Basarse en la realidad requiere un modo de pensar que vaya más allá de la superestructura física hasta los cimientos espirituales de la existencia. Ese punto de vista, contrario a las afirmaciones de Rand, no es arbitrario ni tampoco es mero misticismo. La realidad de la naturaleza humana está inmersa en un reino espiritual. Es la esencia de lo que separa la mente humana del cerebro animal. Negar una influencia no física sobre el pensamiento humano nos deja sujetos al poder total de la vanidad intelectual, un tipo de esnobismo que Rand lamentablemente ejemplificó tanto en su vida como en sus novelas.
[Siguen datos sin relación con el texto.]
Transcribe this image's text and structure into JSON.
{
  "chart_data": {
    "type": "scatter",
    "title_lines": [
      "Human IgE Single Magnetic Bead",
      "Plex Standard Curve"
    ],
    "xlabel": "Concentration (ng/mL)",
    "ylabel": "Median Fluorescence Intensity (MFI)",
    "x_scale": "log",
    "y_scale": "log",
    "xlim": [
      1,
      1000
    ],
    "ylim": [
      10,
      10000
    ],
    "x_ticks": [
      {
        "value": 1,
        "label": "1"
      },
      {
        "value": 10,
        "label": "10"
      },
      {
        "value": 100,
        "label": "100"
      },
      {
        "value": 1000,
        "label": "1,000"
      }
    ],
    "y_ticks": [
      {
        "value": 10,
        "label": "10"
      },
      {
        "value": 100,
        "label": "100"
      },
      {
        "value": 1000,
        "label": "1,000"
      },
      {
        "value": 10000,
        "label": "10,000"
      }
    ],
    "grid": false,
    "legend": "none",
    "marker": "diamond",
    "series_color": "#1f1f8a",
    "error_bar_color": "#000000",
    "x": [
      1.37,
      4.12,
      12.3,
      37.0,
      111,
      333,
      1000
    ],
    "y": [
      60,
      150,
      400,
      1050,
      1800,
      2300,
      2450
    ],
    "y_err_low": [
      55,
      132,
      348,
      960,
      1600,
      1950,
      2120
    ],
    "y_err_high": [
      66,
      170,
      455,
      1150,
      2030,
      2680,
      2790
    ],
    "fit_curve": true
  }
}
Cuando insistimos en que no hay fuente externa a nuestra propia capacidad limitada para ajustar nuestro entendimiento de la vida y el interés propio, creamos un ídolo ciego de nuestra propia racionalidad. Sí, somos seres inteligentes y perceptivos, pero, aun así, el intelecto es un vigilante solitario y caprichoso. Aunque podemos reconocer que el bien y el mal existen, el intelecto sin perspectiva espiritual no siempre puede discernir con claridad el uno del otro. Esto nos deja varados en la peor clase de distopía que Rand hubiera imaginado: un mundo regido por el capricho de la mente humana. En un entorno de valores que cambian constantemente y una manipulación cada vez mayor de la información, la tentación de seguir lo persuasivo o lo sensacional desafiará más y más a nuestro comportamiento y sus motivaciones. Rand no pudo reconocer que los humanos ni son perfectamente lógicos ni perfectamente emocionales; no comprendió su propia humanidad. Rara vez contamos con todos los hechos; nuestras percepciones están sesgadas por la experiencia y por nuestra tendencia natural a estereotipar y autoafirmar. Es por ello que somos propensos a sacar conclusiones inválidas.

«No existen las contradicciones. Cuando pienses que te encuentras frente a una contradicción, revisa tus premisas. Así encontrarás que una de ellas es incorrecta».

Francisco D’Anconia (personaje central de La Rebelión de Atlas de Ayn Rand)

Y en ello reside la lección más grande de Rand —si no es que totalmente intencionada—: en un mundo en el que se nos bombardea diariamente con nuevas racionalizaciones respecto a todas las formas de comportamiento, su instrucción de «revise sus premisas» sigue siendo especialmente válida. De hecho, necesitamos objetividad. Un punto de vista objetivo y orientado a los hechos sería particularmente útil para evaluar nuestro lugar y nuestro actuar en el mundo. Si tan sólo pudiéramos generar ese punto de vista desde el interior. Cuando hablamos de interés propio e identidad, nuestra objetividad se ve ciertamente empañada. Las preguntas centrales que Rand formulaba con frecuencia continúan vigentes: ¿A qué fantasías internas me sigo aferrando? ¿Estoy sujetando los cimientos de mi vida a la realidad o a la ficción?

No se trata de retos únicos, sino de retos continuos. Son preguntas que Rand formula correctamente a otras personas, pero que ella misma no pudo responder del todo. Así como es probable que cada uno de nosotros lo haga, ella se rehusó a buscar ayuda fuera de su propia autosuficiencia y pensamiento autocrático de adolescente, y de esa forma se convirtió en esclava de su propio mundo imaginario.